= Gerald W. Smith =

American engineer and author

Gerald W. Smith (December 1, 1929 – August 5, 2017) was the American author of "Engineering Economy: Analysis of Capital Expenditures" (Iowa State Press) the textbook used by several generations of Industrial Engineering college students from around the world. He is an Emeritus Professor of Industrial and Manufacturing Systems Engineering at Iowa State University in Ames, Iowa where he was a Professor of Industrial Engineering from 1956 to 1988. He received degrees in Engineering from Iowa State University with a Bachelor of Science in 1952, Masters of Science in 1958, P.H.D. in 1961. His 1958 masters theses was entitled "The Obsolescence Allowance in Equipment Replacement Decisions" and his 1961 P.H.D. dissertation "Regulatory Policies on Liberalized Depreciation and Their Effects Upon Public Utilities."

Four editions of his textbook were published in 1968, 1973, 1979, and 1987. While writing his book, Smith worked in his home office next to a window overlooking the house next door where Iowa State University professor John Vincent Atanasoff had lived while building the world's first electronic digital computer from 1937 to 1942. The second edition of his textbook "Engineering Economy: Analysis of Capital Expenditures" is ideally suited as a first course in Engineering Economics.

He served in virtually all of the Offices of the Engineering Economy Division of American Society for Engineering Education (ASEE), including serving as chairman. In 1964 he was Iowa State's representative at the General Electric Professors conference; from 1968 to 1971 he was designated Iowa State's Alcoa Professor; in 1969 he was the recipient of the Eugene L. Grant Award for best paper in The Engineering Economist from the American Society for Engineering Education (ASEE). From 1970 to 1976 he served that journal as an associate editor for Book Reviews; he has also served on the editorial board of IIE Transactions. He and his graduate students contributed gratis their efforts in the annual publication Engineering Economy Abstracts, which he originated.

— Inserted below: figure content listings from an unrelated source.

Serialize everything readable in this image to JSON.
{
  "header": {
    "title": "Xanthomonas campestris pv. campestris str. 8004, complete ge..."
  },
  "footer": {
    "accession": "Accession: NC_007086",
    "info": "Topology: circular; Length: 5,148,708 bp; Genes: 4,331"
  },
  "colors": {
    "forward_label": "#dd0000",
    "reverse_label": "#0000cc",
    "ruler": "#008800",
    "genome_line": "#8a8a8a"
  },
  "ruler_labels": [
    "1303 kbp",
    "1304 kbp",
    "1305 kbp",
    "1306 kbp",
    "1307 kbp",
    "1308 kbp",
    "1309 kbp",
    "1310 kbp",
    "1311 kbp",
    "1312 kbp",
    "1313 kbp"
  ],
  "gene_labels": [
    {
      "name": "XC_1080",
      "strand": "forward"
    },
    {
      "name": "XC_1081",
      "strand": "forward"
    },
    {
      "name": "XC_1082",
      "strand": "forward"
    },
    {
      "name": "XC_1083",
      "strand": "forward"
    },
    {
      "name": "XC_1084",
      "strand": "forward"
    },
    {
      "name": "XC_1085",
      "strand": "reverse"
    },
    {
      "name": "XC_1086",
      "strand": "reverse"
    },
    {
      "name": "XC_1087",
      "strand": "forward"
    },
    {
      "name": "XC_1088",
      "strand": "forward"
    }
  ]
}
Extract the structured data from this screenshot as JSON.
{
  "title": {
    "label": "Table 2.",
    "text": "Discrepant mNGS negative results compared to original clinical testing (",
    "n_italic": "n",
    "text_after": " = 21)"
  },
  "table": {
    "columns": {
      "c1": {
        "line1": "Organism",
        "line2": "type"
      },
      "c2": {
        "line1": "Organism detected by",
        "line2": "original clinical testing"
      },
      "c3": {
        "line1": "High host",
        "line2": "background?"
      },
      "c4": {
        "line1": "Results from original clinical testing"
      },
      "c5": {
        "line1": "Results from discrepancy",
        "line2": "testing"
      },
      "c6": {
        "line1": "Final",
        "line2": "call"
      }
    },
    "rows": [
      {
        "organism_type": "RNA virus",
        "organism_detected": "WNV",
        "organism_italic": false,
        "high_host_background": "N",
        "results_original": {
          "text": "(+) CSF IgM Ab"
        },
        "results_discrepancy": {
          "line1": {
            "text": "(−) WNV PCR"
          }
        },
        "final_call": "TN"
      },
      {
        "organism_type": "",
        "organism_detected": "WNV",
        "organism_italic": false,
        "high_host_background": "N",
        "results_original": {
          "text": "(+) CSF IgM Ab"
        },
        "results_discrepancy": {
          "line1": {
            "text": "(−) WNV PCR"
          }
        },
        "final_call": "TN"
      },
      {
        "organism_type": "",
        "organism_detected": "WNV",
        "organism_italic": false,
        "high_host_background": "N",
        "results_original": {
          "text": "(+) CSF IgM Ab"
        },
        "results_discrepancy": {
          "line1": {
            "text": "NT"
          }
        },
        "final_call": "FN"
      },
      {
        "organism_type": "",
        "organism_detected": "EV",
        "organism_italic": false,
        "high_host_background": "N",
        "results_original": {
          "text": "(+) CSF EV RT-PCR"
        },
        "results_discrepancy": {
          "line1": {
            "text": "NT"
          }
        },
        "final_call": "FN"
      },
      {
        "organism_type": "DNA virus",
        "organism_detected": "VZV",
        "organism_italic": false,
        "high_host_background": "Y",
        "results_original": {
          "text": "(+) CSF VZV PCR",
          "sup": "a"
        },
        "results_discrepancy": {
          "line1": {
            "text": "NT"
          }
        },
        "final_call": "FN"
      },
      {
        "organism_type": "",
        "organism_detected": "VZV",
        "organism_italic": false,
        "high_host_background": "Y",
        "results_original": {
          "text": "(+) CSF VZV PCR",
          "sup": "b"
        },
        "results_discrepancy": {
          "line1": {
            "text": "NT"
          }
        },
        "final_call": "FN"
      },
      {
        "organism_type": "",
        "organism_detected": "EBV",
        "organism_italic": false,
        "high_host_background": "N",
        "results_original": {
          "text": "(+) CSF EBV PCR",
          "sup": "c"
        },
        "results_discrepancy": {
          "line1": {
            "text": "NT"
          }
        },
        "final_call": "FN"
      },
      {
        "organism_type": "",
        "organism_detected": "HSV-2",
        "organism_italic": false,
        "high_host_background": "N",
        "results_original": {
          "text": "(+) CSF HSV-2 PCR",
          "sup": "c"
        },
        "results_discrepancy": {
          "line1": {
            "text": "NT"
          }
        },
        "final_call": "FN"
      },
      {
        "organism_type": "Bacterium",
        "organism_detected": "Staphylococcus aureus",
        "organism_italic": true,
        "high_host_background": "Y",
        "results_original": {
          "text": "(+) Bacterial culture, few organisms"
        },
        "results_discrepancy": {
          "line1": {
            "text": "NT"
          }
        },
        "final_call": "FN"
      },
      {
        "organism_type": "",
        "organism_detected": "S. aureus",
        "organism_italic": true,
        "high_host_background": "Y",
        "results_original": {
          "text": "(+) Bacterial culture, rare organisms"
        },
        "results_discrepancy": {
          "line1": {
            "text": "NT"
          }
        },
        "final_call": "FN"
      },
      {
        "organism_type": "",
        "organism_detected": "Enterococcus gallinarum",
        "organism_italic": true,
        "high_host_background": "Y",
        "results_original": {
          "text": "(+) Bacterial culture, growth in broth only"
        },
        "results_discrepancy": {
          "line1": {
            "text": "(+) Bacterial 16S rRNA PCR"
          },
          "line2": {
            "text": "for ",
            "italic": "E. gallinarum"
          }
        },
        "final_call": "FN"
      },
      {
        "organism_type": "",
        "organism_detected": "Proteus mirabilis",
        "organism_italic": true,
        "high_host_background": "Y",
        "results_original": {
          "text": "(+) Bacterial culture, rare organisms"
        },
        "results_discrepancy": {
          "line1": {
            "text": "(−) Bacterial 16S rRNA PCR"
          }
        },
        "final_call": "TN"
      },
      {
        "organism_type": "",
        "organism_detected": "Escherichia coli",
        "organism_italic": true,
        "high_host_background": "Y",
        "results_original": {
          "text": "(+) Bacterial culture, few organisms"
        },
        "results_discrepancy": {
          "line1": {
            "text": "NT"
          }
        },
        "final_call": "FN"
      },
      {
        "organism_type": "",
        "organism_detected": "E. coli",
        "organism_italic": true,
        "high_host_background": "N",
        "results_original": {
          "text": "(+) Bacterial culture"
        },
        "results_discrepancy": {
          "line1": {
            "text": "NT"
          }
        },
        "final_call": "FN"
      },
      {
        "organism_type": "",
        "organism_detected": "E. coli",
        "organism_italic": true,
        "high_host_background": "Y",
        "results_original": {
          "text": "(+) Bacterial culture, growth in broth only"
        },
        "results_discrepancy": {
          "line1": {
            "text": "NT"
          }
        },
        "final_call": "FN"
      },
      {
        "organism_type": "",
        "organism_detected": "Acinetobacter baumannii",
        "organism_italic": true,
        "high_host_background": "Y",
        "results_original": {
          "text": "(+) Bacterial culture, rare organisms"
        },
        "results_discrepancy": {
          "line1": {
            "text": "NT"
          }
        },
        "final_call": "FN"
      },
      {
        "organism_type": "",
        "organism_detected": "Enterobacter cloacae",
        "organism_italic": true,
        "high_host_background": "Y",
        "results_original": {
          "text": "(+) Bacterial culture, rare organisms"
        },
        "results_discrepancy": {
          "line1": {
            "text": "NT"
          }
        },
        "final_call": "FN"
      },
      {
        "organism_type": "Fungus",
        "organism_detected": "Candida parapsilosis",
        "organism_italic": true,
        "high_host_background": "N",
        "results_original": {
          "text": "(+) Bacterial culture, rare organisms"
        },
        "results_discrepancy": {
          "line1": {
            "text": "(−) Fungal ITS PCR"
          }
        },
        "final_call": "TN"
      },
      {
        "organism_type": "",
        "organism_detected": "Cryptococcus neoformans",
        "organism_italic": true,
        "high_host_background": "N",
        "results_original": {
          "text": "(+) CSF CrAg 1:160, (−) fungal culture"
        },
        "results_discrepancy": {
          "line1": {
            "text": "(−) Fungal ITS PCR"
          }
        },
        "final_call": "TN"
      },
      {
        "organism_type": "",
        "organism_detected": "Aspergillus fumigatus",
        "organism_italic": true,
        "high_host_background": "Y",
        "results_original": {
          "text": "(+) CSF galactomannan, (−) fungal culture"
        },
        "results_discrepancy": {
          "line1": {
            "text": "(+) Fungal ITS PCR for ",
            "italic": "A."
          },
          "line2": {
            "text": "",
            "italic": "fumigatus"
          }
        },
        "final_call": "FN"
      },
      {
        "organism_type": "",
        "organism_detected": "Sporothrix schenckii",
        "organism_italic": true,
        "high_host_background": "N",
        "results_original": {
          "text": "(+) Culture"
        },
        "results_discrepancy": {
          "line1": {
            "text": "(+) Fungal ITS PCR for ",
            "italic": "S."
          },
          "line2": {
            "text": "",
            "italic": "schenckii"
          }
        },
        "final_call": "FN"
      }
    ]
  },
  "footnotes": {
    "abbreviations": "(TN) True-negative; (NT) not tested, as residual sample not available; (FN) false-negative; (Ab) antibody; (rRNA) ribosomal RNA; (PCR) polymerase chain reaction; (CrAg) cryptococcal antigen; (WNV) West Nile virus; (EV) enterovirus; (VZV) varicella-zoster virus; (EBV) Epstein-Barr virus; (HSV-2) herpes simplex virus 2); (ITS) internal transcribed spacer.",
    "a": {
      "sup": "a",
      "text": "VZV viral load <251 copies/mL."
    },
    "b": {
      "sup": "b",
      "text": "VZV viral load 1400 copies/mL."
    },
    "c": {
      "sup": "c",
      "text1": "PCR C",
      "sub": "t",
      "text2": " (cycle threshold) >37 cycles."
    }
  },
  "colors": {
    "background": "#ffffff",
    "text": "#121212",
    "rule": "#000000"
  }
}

In 1974 he received the Iowa State University Faculty Citation; in 1981 he received the Outstanding Teacher Award from Iowa State's College of Engineering; in 1986 the Engineering Economy Division of the Institute for Industrial Engineers named him recipient of the Wellington Award for Outstanding Contributions in Engineering Economy. He had consulting and industrial experience, and was a registered professional engineer.

In addition to teaching at Iowa State, Smith taught engineering extension classes to Bell Telephone Systems engineers for two decades. He taught classes off-campus in Cedar Rapids, Waterloo and Dubuque, Iowa, and to Bell Telephone Laboratories in Murray Hill and Holmdel, New Jersey; Virgin Islands Telephone Company in St. Thomas, USVI; Otter Tail Power Company in Fergus Falls, Minnesota, and Alberta Telephone in Edmonton, Alberta, Canada.

He grew up in Sioux City, Iowa and played trumpet in his high school band at Sioux City Central High School.

He lived in Ames, Iowa until his death and is survived by his wife Phyllis and his son, photographer Brian Smith of Miami Beach, Florida.